2. De getuige [getuige 1] heeft in hoger beroep verklaard dat de eerder in eerste aanleg door haar onder ede afgelegde verklaring juist is. Zij heeft weliswaar in hoger beroep verklaard wel eens van [geïntimeerde] te hebben gehoord dat de serre met het meerwerk haar misschien wel € 40.000,-- zou kosten, maar zij geeft daarbij aan dat die uitlating door [geïntimeerde] is gedaan voordat het gesprek waarin werd gezegd dat de prijs voor de te verrichten werkzaamheden € 25.000,-- bleef, door haar is opgevangen. Bedoelde uitlating levert derhalve, nog daargelaten dat € 40.000,-- iets anders is dan € 47.600,-- (het bedrag inclusief BTW waarop [appellant] zich beroept), niet het aanvullende bewijs op dat [appellant] daarin ziet.
3. Nu ook overigens geen nader bewijs voorligt, is het hof - onder verwijzing naar hetgeen in het tussenarrest onder 3 tot en met 7 heeft overwogen - van oordeel dat grief I vergeefs is voorgesteld.
Met betrekking tot grief II:
4. De grief gaat er - blijkens de toelichting - vanuit dat de rechtbank het door [appellant] berekende bedrag van € 1.700,-- (voor niet geleverde materialen en niet uitgevoerd werk) ten onrechte in mindering heeft gebracht, nu de rechtbank is uitgegaan van de eerste offerte van juni 2004 ad € 25.000,--. Het werk waarop het berekende minderwerk betrekking had, zou niet in die offerte zijn begrepen.
5. De grief mist feitelijke grondslag nu de rechtbank er juist van is uitgegaan dat in de uiteindelijk tussen partijen gemaakte afspraak (€ 25.000,-- maar dan geheel zwart) het meerwerk (waarop het berekende minderwerk ziet) wel degelijk was begrepen.
6. De grief treft geen doel.
Met betrekking tot grief III:
7. Met de grief wordt betoogd dat de rechtbank ten onrechte de door [appellant] gevorderde buitengerechtelijke kosten heeft afgewezen. [appellant] verwijst daarbij naar de bij dagvaarding in eerste aanleg overgelegde producties 9 tot en met 12. Uit genoemde producties blijkt dat de door [appellant] ingeschakelde deurwaarder op 14 april 2005 een brief aan Van der Strien heeft doen schrijven waarin aanspraak werd gemaakt op het beweerdelijk openstaande bedrag en waarbij Van der Strien is gemaand dat bedrag binnen 10 dagen na dagtekening van de brief te betalen. De advocaat van Van der Strien heeft bij brief van 22 april 2005 in afwijzende zin op die brief gereageerd, waarna zijdens de deurwaarder bij brief van 27 april 2005 een korte inhoudelijke reactie is gegeven, welke weer heeft geleid tot een brief van de advocaat van Van der Strien d.d. 28 april 2005, gericht aan de deurwaarder.

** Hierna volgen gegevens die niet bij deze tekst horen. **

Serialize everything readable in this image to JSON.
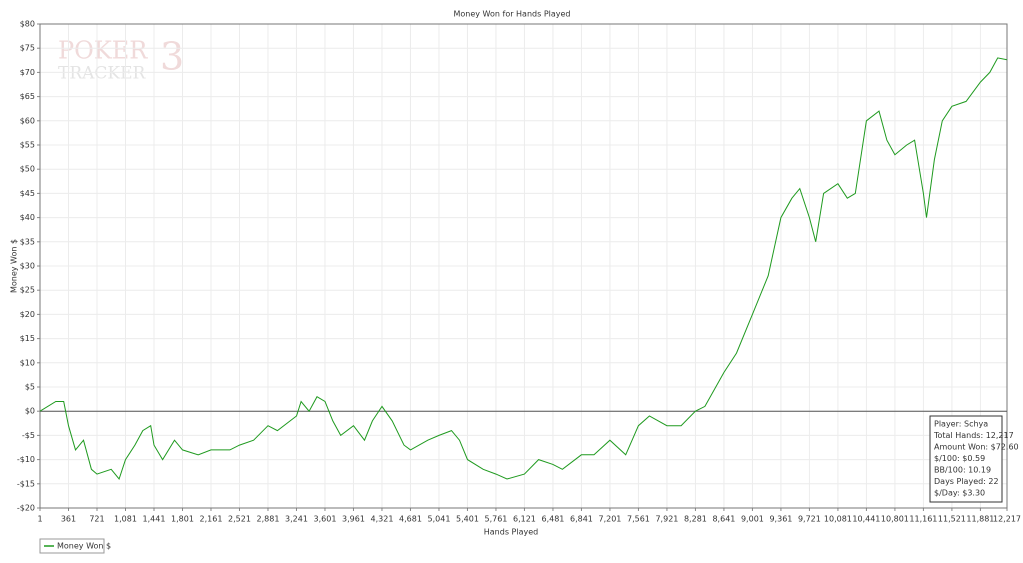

8. Gelet op de omvang en inhoud van deze briefwisseling kan niet worden geoordeeld dat er aan de kant van de door [appellant] ingeschakelde deurwaarder sprake is van andere werkzaamheden dan die moeten worden aangemerkt als verrichtingen waarvoor de artikelen 237 tot en met 240 Rv een vergoeding plegen in te sluiten.
9. De grief faalt.
De slotsom.
10. Het vonnis van 6 juni 2007 waarvan beroep dient te worden bekrachtigd met veroordeling van [appellant] als de in het ongelijk te stellen partij in de kosten van het geding in hoger beroep (salaris advocaat: 2 punten tarief III).
De beslissing
Het gerechtshof:
bekrachtigt het vonnis waarvan beroep;
veroordeelt [appellant] in de kosten van het geding in hoger beroep en begroot die aan de zijde van Van der Strien tot aan deze uitspraak op € 700,-- aan verschotten en € 2.316,-- aan geliquideerd salaris voor de advocaat;
bepaalt dat van voormelde bedragen aan de griffier dient te worden voldaan
€ 525,-- aan verschotten en € 2.316,-- voor geliquideerd salaris voor de advocaat, die daarmee zal handelen overeenkomstig het bepaalde in artikel 243 Rv.
Aldus gewezen door mr. Mollema, voorzitter en mrs. Rowel-Van der Linde en Kuiper, raden, en uitgesproken door de rolraadsheer ter openbare terechtzitting van dit hof van dinsdag 30 juni 2009 in bijzijn van de griffier.